Well this is what God is doing. As I said, nothing is going to stop Him. The only question in the preaching is whether I am in it. It is already happening. The Lord Jesus is seeing to it. Not only has He provided the basis for this being secured but He is now in charge of it. You know that God has put Christ in charge of things. We sang in our hymn:
God has given all to Jesus,
All shall prosper in His hand (Hymn 219)
That alludes to Isaiah 53 verse 10. Christ has provided in His life and in His death for the basis of God’s pleasure to be secured, and now He is administering that; “the pleasure of Jehovah shall prosper in his hand”, Isa. 53: 10. He gives persons the Holy Spirit, He deals with us, leads us on in our souls, so that the pleasure of God might be established in us.
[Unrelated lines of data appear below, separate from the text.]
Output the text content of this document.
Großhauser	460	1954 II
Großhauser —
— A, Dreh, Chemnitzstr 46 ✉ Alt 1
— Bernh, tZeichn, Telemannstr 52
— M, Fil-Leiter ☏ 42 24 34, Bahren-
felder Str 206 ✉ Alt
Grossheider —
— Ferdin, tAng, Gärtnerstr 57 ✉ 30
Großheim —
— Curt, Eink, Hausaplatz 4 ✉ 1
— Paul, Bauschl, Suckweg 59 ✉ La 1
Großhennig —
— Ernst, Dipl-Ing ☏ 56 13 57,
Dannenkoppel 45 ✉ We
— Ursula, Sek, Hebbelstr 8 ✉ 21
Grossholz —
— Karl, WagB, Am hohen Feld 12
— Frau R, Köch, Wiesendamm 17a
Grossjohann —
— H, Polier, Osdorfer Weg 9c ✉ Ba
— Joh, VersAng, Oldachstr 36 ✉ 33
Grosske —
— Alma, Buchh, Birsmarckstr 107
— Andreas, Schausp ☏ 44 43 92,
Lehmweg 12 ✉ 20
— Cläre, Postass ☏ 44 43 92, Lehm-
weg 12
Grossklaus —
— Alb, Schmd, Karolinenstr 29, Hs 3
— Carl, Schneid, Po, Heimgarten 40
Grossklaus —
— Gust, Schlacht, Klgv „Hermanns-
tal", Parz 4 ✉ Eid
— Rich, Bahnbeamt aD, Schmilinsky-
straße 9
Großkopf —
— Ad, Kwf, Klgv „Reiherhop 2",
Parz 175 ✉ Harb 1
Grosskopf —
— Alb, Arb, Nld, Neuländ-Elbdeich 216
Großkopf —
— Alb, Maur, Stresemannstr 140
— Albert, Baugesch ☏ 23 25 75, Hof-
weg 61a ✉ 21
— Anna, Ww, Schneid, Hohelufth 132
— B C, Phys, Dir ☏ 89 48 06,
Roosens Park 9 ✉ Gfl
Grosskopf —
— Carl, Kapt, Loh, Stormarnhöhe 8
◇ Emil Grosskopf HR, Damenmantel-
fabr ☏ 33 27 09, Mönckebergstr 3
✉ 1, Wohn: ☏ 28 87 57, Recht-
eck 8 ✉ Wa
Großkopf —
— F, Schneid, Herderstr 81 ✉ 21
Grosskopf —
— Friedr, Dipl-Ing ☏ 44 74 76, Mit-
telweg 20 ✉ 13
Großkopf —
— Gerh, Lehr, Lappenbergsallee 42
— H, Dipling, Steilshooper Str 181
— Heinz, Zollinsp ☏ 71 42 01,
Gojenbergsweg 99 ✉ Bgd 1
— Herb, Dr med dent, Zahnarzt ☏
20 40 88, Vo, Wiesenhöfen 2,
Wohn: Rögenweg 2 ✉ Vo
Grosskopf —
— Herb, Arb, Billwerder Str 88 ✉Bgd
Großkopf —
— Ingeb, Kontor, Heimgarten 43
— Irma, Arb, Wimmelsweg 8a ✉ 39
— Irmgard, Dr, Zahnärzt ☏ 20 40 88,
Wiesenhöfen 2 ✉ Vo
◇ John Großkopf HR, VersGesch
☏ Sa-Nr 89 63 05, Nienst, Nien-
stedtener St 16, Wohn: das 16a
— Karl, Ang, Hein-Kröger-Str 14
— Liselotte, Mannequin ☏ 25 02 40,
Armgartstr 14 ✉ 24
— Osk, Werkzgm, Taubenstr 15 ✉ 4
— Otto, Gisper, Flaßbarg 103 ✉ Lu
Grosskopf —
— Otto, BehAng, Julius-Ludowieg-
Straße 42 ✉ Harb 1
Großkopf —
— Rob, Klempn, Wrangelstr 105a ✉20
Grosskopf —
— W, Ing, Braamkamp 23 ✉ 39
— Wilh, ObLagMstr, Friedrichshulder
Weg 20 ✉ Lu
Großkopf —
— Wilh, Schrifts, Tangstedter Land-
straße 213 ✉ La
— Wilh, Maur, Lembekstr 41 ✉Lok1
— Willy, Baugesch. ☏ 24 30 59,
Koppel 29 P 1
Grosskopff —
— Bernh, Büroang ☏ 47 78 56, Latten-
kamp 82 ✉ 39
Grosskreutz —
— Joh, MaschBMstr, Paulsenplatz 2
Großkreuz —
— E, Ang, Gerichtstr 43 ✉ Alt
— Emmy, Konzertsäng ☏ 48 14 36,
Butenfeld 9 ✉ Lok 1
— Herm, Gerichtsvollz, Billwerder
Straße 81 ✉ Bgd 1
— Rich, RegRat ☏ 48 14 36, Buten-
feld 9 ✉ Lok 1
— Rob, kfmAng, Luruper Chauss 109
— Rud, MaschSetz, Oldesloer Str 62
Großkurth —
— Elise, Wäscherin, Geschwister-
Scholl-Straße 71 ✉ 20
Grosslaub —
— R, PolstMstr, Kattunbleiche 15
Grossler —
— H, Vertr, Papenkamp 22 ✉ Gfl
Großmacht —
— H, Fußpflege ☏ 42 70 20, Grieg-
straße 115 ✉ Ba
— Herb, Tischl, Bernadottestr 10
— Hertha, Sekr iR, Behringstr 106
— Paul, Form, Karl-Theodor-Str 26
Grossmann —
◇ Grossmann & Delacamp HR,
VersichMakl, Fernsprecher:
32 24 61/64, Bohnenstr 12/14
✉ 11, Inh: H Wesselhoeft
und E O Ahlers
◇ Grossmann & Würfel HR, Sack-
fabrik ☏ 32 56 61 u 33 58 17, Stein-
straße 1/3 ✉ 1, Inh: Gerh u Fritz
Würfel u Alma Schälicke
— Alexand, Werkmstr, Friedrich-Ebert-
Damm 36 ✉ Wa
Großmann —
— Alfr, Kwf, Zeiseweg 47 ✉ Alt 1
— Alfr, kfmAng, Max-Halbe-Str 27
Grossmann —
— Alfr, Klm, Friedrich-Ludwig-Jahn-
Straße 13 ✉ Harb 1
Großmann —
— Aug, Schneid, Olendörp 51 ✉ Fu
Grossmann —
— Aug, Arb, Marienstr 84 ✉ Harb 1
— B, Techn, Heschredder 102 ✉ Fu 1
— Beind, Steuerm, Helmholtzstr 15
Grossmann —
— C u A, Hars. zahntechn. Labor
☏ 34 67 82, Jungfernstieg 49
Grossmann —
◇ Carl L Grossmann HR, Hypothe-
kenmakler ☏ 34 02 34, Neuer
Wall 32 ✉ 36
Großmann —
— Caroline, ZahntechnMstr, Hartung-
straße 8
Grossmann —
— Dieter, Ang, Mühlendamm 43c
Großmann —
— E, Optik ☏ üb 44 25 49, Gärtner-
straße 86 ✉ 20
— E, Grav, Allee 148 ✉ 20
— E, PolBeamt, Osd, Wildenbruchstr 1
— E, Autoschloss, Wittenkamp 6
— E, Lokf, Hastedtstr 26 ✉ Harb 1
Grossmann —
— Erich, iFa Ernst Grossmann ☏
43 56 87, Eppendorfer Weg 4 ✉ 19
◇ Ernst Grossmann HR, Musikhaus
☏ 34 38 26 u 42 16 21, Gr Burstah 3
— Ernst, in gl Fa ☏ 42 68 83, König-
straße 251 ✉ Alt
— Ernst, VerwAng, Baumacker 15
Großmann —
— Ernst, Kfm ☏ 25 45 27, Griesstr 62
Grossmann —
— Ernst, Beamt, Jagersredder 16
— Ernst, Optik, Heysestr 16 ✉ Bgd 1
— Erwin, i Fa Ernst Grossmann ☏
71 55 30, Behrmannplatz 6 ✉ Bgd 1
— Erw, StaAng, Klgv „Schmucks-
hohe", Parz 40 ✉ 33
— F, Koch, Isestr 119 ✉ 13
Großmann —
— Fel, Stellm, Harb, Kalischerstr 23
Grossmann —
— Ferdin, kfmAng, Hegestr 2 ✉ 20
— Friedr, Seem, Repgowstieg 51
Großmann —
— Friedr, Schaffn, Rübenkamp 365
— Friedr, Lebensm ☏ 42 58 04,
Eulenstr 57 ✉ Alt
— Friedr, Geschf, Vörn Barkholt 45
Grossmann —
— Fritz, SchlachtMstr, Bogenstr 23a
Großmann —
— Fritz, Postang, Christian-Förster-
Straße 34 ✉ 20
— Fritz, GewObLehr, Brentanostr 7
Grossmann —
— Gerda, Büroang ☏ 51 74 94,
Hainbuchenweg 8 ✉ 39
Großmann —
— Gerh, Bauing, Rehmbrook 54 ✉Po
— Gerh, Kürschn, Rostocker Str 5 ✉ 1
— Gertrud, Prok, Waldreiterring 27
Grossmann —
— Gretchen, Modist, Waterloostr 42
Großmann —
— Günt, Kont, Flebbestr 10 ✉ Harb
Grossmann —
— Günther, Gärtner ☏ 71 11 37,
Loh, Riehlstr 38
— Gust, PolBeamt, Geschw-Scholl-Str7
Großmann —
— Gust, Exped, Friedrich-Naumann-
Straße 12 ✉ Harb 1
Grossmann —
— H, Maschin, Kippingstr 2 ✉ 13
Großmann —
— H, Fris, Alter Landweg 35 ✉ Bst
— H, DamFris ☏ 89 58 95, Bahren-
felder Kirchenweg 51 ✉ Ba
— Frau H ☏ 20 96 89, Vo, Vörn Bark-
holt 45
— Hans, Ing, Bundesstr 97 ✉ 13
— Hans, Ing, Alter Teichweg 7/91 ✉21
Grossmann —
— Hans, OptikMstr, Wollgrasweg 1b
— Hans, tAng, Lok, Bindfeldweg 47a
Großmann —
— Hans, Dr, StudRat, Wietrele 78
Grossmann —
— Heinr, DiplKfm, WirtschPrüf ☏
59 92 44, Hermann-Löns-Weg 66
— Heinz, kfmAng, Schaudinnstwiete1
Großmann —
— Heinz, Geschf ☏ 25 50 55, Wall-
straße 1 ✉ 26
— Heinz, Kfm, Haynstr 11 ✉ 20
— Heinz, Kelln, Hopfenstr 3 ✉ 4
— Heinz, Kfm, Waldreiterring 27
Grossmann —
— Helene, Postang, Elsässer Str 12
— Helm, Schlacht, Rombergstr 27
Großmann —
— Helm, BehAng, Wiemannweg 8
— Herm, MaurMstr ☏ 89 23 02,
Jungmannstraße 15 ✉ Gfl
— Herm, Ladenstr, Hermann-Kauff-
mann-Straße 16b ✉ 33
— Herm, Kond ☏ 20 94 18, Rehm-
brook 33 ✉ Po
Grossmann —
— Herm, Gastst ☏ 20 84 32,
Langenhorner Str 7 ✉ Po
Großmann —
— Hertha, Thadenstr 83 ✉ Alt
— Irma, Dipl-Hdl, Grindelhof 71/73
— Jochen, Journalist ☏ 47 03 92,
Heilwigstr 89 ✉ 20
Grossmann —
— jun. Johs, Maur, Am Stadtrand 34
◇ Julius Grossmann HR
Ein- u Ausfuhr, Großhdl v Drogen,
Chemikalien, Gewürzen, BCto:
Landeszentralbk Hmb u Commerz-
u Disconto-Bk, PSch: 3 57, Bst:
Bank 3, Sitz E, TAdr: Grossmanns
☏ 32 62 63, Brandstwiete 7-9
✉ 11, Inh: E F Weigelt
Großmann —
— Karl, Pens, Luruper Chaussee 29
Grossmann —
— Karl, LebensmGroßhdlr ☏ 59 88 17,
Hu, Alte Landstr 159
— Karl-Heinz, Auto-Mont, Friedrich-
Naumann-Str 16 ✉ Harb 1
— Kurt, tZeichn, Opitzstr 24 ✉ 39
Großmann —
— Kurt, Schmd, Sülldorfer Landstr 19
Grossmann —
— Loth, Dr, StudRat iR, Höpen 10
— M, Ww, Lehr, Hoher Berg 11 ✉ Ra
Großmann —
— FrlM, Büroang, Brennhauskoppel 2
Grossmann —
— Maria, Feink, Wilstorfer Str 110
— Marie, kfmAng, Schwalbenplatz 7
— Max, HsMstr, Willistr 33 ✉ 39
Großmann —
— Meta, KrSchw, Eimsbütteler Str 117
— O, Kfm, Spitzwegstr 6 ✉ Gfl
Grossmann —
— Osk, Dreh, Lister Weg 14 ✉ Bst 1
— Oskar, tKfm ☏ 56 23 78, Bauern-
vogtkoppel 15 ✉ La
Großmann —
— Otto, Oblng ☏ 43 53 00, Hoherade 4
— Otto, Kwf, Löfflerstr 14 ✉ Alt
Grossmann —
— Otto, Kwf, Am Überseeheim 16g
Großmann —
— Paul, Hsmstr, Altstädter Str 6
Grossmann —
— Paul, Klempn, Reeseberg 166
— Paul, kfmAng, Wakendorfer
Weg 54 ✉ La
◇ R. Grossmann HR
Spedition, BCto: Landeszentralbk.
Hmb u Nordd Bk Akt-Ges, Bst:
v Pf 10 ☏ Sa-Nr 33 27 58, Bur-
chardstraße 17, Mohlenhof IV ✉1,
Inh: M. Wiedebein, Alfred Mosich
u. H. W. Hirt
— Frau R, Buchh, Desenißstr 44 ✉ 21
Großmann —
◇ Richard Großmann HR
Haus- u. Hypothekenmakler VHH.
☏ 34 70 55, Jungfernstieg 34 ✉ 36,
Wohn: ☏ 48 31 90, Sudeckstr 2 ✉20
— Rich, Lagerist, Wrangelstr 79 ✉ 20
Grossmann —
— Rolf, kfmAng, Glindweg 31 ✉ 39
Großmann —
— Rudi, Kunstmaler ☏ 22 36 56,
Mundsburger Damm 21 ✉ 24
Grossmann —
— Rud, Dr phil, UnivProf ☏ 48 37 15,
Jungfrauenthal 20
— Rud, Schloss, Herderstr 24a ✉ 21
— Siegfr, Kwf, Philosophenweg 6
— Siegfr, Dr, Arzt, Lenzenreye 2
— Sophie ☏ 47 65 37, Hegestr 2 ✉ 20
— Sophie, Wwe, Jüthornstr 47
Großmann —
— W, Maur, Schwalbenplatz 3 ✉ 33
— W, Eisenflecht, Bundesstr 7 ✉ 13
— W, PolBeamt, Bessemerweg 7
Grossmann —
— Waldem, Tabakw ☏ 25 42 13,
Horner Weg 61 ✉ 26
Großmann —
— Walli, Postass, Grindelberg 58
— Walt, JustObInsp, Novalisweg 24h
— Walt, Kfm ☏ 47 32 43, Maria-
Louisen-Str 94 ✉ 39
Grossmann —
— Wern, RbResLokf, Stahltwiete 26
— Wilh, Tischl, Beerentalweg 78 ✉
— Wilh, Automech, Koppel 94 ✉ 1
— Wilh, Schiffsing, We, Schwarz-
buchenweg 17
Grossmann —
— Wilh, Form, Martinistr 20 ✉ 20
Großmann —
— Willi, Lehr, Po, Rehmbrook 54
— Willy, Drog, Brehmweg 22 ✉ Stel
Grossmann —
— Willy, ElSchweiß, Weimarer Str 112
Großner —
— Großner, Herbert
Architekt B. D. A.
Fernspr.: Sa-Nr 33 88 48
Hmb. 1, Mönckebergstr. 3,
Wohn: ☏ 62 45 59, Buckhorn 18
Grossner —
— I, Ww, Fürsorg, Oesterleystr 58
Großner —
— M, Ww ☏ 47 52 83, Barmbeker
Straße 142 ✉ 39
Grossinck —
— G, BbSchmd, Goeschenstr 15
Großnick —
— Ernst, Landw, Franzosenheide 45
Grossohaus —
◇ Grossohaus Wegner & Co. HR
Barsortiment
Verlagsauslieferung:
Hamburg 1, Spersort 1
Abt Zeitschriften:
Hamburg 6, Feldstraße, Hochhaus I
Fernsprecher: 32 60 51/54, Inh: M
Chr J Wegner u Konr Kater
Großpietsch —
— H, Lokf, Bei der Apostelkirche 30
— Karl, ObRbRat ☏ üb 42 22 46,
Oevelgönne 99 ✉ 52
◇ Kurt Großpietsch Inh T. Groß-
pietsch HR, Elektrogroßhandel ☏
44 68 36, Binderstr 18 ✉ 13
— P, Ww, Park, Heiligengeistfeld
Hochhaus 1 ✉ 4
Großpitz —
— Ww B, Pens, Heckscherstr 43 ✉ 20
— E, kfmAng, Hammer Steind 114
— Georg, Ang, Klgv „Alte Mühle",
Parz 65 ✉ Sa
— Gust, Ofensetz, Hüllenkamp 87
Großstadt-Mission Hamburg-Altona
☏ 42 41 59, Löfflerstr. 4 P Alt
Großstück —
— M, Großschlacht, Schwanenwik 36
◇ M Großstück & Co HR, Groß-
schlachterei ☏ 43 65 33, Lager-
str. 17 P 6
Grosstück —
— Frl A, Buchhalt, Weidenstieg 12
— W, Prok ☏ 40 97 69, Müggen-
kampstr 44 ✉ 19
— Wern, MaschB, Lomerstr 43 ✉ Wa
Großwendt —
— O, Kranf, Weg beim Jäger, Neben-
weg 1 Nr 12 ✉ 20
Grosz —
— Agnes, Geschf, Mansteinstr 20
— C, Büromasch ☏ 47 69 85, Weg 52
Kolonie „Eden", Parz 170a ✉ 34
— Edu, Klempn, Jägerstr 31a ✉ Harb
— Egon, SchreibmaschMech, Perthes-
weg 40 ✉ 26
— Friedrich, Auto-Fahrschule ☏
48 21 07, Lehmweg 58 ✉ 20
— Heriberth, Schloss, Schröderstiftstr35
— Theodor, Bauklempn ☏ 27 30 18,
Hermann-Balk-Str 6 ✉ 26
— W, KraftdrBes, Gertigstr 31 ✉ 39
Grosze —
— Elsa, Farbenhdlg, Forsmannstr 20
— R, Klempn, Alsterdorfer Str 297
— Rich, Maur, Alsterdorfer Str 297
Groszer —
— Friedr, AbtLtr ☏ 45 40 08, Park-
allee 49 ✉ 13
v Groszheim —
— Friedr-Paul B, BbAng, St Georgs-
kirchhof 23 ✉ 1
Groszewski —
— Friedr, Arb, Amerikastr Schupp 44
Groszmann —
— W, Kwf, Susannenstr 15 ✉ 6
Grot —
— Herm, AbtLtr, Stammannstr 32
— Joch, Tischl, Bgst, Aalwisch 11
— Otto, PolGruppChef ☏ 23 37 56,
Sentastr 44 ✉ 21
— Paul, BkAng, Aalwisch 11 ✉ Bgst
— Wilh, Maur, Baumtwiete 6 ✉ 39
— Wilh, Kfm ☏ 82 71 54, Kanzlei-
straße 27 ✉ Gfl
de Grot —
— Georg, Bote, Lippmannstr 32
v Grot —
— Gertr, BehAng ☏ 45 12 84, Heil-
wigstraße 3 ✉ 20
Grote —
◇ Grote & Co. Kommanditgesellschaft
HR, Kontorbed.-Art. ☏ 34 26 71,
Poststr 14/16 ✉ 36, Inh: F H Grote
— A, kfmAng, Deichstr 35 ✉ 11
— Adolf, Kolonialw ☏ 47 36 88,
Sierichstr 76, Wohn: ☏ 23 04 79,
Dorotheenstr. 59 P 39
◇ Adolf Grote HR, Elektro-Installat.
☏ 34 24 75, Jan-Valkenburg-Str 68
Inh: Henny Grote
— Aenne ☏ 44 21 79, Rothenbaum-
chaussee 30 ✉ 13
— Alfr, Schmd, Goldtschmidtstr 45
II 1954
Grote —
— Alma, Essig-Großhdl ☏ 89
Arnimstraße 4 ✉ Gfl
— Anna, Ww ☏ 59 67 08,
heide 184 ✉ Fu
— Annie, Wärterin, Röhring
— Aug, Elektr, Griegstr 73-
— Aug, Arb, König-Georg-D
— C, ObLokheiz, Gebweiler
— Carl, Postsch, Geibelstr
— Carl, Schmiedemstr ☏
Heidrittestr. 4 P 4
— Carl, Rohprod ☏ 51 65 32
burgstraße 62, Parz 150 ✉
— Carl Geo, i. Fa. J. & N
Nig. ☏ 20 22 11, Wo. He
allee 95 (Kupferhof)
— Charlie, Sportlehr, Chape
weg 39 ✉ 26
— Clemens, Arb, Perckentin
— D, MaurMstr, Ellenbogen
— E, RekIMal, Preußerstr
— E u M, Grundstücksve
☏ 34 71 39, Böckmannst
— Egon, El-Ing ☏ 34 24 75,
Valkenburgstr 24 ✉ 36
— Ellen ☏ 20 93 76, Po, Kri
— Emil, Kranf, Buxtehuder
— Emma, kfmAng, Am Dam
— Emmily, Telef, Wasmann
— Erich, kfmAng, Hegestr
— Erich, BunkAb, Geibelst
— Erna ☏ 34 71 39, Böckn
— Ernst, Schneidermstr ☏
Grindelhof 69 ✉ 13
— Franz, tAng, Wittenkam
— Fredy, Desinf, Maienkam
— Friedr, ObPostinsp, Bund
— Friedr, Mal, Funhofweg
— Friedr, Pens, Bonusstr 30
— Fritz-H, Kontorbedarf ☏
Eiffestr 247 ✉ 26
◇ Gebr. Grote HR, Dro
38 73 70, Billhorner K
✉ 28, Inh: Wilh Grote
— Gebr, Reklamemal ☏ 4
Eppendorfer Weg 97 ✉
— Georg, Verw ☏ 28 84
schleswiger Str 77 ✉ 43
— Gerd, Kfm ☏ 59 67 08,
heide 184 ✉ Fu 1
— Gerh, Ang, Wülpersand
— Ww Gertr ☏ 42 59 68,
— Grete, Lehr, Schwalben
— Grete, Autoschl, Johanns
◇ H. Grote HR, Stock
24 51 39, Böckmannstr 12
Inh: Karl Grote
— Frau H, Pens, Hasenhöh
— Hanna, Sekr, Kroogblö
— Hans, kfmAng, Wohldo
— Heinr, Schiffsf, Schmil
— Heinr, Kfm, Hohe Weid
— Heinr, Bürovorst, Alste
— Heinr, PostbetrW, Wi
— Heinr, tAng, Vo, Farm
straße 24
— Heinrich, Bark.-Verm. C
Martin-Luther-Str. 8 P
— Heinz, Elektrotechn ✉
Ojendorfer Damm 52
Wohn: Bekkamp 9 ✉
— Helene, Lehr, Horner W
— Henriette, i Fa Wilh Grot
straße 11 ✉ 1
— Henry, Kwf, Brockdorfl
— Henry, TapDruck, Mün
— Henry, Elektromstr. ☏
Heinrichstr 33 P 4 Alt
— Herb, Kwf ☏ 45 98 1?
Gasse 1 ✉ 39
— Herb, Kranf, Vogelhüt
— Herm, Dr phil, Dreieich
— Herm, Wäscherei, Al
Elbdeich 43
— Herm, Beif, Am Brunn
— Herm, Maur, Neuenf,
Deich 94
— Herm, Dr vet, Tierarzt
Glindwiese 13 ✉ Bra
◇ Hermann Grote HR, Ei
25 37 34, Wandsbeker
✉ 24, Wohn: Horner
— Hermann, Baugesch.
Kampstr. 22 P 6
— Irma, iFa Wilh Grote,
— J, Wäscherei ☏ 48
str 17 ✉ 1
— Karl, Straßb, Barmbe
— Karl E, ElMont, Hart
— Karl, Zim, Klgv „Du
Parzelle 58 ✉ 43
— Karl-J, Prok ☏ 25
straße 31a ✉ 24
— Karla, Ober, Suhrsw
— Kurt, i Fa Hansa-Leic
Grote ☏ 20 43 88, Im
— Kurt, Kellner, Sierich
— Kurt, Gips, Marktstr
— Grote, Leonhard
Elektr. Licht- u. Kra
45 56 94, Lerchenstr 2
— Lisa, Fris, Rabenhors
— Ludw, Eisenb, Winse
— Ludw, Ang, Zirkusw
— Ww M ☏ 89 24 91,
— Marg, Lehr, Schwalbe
The Lord Jesus does wonderful things, far more than we could ever put into one preaching, but one of the things He does is He secures our hearts so deeply and feelingly, that we want to have part in the service of God, in praising God. That is going on at the present time and it is in the hands of Jesus. Well, these were the thoughts and it is a question then as to how we come into it. But the door is open, the way is clear, the question on our part is exercise and desire and acceptance of the glad tidings. For His Name’s sake.